Interpretation: Large residuals for certain countries, especially those with unusually high or low life expectancy—would reduce confidence in the model’s predictions for those cases, as they indicate the model is not capturing all the factors influencing life expectancy. While the multiple regression model has an RMSE of about 4.06, showing reasonably accurate predictions on average, these outliers suggest that additional important predictors may be missing. To improve the model, it would be important to investigate the countries with the largest residuals and consider including other relevant variables, such as healthcare quality, education, inequality, or environmental factors, to enhance predictive accuracy.

5- Hypothetical Example (Multicollinearity in Multiple Regression) Suppose you are analyzing the AllCountries dataset and fit a multiple linear regression model to predict CO2 emissions (metric tons per capita) using Energy (kilotons of oil equivalent) and Electricity (kWh per capita) as predictors. You notice that Energy and Electricity are highly correlated. Explain how this multicollinearity might affect the interpretation of the regression coefficients and the reliability of the model.
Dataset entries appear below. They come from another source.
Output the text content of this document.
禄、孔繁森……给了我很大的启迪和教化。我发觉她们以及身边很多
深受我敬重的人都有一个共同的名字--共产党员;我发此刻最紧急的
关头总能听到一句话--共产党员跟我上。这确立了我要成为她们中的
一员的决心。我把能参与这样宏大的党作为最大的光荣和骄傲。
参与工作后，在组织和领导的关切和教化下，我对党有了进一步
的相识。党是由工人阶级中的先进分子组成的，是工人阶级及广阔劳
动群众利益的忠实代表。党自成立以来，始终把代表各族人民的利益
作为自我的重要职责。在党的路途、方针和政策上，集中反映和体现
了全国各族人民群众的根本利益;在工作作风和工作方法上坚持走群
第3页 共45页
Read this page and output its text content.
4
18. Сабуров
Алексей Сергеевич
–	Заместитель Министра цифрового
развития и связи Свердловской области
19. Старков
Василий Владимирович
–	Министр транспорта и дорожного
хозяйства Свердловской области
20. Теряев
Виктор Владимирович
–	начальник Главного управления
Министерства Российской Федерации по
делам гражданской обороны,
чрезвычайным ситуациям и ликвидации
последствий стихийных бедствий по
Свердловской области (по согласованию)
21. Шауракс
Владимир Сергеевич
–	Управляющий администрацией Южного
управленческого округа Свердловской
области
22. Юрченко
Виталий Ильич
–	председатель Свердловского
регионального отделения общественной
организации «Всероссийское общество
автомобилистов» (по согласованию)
Interpretation: Hypothetically, if we fit a multiple linear regression model to predict CO2 emissions using Energy and Electricity as predictors and notice that these two variables are highly correlated, this multicollinearity would make it difficult to separate their individual contributions to CO2 emissions. As a result, the regression coefficients for Energy and Electricity would likely be unstable and unreliable, meaning they could change dramatically with small changes in the data and would be hard to interpret. While the overall predictive accuracy of the model might remain acceptable, the high correlation prevents us from confidently determining the importance of each variable, limiting the model’s usefulness for understanding the specific effects of Energy and Electricity on CO2 emissions.